Vilnius’tan Kaunas normalde 1 saat 30 dakika ama Vilnius-Kaunas yolu üstünde mutlaka uğramanız gereken harika bir yer var TRAKAİ, Litvanya'ya gelip burayı es geçmek gerçekten saçmalık olurdu, Trakai es geçilemeyecek kadar muhteşem bir yer, Vilnius'tan yaklaşık 25 dakika uzaklıkta ve tabi ki Trakai’yi es geçmedik ve arabamızın rotasını Trakai’ye çevirdik, vardığımızda gerçekten büyülendik, Trakai castle nehrin üzerine kurulmuş ve muhteşem manzarasıyla tüm heybetiyle karşımızdaydı, fotoğraf çekmeyi bilmeseniz bile o manzara karşısında çekeceğiniz fotoğraf sanat eseri gibi gözükecek bir manzaradan bahsediyorum, tabi ki oranın tadını çıkardık, kaleyi gezdik, oturduk, hemen karşısındaki cafede oturup kaleye karşı kahvemizi içtik ve bol bol fotoğraf çektik, Trakai’yi de gezdikten sonra artık Kaunas’a gitmek için yola koyulmamız gerekiyordu, yaklaşık 2 saatlik yolculuktan sonra Kaunas’a varacaktık ama maalesef yol çalışması olduğundan yolculuğumuz 3 saat sürdü, vardığımızda hava kararmıştı, hemen otelimizi bulduk ve yerleştik ve ardından oteldeki resepsiyonist ablanın tavsiye ettiği, kaunas’ın en kalabalık caddesine gittik. 
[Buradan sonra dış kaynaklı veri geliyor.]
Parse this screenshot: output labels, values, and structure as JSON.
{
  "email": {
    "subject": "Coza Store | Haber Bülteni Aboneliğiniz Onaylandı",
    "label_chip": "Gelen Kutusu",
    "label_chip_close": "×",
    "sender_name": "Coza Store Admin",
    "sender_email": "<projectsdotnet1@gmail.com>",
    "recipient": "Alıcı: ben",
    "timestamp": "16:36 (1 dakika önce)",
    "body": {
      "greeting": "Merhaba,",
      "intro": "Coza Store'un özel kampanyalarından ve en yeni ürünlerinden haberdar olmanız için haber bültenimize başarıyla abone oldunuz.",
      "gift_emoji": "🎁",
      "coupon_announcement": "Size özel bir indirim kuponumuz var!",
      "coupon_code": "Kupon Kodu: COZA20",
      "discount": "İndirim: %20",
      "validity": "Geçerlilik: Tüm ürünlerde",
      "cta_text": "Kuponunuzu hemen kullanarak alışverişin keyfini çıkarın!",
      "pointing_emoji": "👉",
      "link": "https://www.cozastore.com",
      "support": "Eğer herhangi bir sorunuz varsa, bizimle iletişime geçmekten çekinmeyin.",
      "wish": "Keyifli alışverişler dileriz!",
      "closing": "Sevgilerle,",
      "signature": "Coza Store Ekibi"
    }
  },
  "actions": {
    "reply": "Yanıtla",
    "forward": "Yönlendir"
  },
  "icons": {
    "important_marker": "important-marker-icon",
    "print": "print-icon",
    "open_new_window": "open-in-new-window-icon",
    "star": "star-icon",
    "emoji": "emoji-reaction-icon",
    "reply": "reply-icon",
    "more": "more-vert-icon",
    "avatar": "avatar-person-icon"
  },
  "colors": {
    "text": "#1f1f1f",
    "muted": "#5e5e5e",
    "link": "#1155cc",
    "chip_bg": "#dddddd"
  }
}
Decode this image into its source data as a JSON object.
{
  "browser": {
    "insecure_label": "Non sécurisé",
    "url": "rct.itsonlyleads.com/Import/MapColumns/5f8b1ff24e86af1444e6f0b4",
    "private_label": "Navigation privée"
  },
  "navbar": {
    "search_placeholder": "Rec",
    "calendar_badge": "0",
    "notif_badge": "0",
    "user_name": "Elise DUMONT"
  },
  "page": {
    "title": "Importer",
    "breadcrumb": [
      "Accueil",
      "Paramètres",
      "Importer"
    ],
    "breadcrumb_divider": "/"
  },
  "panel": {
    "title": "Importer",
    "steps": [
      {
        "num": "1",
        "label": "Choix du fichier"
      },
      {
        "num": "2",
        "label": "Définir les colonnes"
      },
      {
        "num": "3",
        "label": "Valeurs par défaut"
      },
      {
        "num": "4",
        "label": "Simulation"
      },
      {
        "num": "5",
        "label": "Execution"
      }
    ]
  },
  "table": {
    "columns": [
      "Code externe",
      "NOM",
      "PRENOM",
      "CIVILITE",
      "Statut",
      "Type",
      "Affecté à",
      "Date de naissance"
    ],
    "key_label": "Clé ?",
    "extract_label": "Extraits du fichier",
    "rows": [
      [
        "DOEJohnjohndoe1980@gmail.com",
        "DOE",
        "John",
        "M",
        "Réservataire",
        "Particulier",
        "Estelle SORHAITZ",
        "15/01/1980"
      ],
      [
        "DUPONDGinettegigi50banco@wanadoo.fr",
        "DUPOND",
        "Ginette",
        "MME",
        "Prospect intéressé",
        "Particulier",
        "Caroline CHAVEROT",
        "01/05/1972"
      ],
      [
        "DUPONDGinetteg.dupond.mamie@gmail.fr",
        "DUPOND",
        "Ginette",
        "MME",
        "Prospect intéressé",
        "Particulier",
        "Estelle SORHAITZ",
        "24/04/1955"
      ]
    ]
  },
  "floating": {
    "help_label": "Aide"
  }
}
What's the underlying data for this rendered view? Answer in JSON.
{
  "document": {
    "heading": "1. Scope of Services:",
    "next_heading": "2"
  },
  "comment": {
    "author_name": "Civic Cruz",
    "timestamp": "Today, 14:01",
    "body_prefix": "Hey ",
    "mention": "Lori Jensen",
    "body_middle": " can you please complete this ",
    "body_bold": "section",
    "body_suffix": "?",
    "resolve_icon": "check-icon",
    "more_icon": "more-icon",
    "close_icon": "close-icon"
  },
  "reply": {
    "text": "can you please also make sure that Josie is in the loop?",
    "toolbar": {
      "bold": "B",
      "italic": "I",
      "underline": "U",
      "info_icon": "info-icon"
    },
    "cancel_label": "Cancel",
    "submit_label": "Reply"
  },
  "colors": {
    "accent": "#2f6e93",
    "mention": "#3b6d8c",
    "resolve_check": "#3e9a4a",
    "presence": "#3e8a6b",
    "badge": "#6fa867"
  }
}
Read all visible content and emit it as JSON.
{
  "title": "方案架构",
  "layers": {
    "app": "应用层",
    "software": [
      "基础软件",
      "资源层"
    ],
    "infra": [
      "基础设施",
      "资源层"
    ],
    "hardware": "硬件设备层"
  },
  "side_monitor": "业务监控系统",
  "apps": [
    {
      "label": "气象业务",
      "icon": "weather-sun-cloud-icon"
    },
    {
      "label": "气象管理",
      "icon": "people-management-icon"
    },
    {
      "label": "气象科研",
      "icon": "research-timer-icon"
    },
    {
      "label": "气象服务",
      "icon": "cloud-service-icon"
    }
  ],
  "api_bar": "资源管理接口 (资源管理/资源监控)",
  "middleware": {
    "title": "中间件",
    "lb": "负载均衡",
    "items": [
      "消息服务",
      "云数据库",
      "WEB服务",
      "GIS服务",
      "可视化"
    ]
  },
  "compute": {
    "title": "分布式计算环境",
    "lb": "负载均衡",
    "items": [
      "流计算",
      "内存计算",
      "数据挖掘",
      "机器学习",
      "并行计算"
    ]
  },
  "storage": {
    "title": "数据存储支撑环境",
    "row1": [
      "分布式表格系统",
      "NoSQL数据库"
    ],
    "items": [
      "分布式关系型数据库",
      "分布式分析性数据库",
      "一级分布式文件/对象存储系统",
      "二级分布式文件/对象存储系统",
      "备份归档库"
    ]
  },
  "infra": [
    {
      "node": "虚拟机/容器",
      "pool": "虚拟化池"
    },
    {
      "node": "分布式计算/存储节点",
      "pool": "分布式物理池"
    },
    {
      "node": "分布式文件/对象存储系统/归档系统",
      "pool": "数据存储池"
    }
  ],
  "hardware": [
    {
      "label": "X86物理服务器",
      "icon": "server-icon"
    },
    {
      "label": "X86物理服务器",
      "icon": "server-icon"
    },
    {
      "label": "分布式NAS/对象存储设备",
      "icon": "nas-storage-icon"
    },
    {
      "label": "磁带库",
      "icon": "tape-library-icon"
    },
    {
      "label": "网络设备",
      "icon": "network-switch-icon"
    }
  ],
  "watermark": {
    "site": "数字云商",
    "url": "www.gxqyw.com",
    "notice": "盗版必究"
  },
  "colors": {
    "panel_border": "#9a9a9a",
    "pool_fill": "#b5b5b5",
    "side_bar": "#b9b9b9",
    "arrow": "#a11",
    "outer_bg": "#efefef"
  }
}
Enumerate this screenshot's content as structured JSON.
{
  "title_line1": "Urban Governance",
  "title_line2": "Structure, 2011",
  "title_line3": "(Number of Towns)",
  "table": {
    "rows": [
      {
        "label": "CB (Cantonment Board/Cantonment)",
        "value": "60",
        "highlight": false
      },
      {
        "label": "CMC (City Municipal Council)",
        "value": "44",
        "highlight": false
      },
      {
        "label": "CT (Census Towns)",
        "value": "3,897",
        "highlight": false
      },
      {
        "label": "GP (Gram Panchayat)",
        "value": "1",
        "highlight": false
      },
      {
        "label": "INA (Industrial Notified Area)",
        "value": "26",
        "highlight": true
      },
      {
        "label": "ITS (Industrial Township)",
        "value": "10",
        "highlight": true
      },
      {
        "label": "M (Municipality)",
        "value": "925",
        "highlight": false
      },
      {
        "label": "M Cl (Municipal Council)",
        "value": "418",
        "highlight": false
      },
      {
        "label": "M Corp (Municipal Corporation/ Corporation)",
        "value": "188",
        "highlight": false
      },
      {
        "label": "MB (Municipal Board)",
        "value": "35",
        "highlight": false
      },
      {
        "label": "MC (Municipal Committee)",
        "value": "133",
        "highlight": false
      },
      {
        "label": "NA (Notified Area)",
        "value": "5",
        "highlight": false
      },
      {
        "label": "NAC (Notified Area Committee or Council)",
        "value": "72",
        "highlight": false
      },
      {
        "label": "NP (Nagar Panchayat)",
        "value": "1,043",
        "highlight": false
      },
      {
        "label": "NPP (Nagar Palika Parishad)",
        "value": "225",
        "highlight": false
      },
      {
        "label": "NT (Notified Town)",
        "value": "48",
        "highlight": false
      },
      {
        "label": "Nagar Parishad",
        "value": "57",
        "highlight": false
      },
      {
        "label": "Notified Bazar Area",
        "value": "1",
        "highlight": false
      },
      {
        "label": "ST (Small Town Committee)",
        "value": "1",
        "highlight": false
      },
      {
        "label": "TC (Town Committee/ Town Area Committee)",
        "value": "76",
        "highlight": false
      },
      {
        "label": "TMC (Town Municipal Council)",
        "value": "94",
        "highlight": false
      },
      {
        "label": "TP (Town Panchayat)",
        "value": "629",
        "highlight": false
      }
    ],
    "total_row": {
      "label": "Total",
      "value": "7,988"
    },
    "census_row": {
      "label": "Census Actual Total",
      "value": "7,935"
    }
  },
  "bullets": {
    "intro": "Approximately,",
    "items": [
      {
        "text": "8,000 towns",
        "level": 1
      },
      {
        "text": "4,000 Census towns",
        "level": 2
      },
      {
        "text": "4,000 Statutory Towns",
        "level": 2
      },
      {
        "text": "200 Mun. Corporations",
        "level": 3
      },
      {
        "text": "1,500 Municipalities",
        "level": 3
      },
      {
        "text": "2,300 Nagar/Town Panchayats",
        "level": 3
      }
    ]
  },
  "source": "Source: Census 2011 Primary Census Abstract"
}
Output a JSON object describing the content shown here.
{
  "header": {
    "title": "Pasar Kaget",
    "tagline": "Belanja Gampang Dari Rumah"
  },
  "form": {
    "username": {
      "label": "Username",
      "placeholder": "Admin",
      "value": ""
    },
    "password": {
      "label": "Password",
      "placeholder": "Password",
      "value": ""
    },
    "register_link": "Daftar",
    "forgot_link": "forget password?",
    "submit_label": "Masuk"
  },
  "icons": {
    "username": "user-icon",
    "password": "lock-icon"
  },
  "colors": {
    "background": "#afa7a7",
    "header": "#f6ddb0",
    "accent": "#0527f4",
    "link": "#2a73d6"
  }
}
Rotuses caddesi aynı zamanda kent meydanınında içinde olduğu cadde, Kaunas Litvanya'nın üniversite şehri, en çok üniversite Kaunas’ta var ve dolayısıyla öğrenci şehri diyebiliriz Kaunas’a, rotuses caddesinde biraz dolaşıp bir pub’a girdik, rePUBlic adlı pub gerçekten çok keyifli bir pubtı, bu arada bu pubın 3 şubesi var bizim girdiğimiz 2.şubesiydi, inanılmaz kalabalıktı ama şansımız yaver gitti ve kendimize boş bir yer bulduk, orda oturup karnımızı doyurduk ve Litvanya'nın yerel biralarından denedik, eğer Litvanya'da bir mekana giriyorsanız ve orda müzik çalıyorsa kesinlikle oynayan birileri vardır, bunu Vilnius'ta da görmüştük, Kaunas'ta da gördük, pubda çalan müzikte yerinde duramayan Litvanlar sanki orası pub değilde clubmış gibi oynamaya başladılar, bizde biralarımızı içip izledik, 2 saat orda yiyip içtikten sonra resepsiyonist ablamızın bize tavsiye ettiği ve kesinlikle gece buraya gitmelisiniz dediği cluba gitmek için pubdan ayrıldık, resepsiyonist ablanın önerdiği mekanın adı Taboo’ydu.

Taboo bulunduğumuz yerden 5 dakikalık yürüme mesafesindeydi, Taboo hem lounge hem club olarak hizmet veren harika bir mekandı, maalesef Türkiye'de böyle mekanlar çok yok, lounge da çok güzel ama biz club’da eğlenmek istediğimiz için club’ına girdik, giriş 5 euro(o mekan için gayet uygun, 20 euro deseler verilir) Taboo’yu övmek için kelimeler gerçekten kifayetsiz kalır, hayatımda gittiğim en iyi club desem abartmış olmam, hem müzikler harikaydı, hem ortam süperdi hem de içkiler inanılmaz ucuzdu, bir clubda olması gerekenden fazlasıydı taboo, gece 12’den 3’e kadar eğlendik, daha da kalmak isterdik ama sabah erkenden Letonya'ya gideceğimiz için istemeye istemeye çıkmak zorunda kaldık Taboo’dan. Taboo’yu size şöyle anlatabilirim eğer Türkiye'den Litvanya'ya direk uçular Vilnius değilde Kaunas’a olsaydı, cuma’dan Kaunas’a gidip cuma, cumartesi gecesi Taboo’da eğlenip pazar geri dönerdim, işte o kadar iyi bir mekan Taboo.



Sabah erkenden kalkıp Kaunas’ın görülmesi gereken tek yeri olan Kaunas kalesini görüp ordan ver elini Riga yapacaktık, sabah 9’da kalktık gidip Kaunas kalesini gördük ve Riga için yola koyulduk, Kaunas’tan yaklaşık 4 saat süren yolculuğumuz sonra Riga'ya vardık.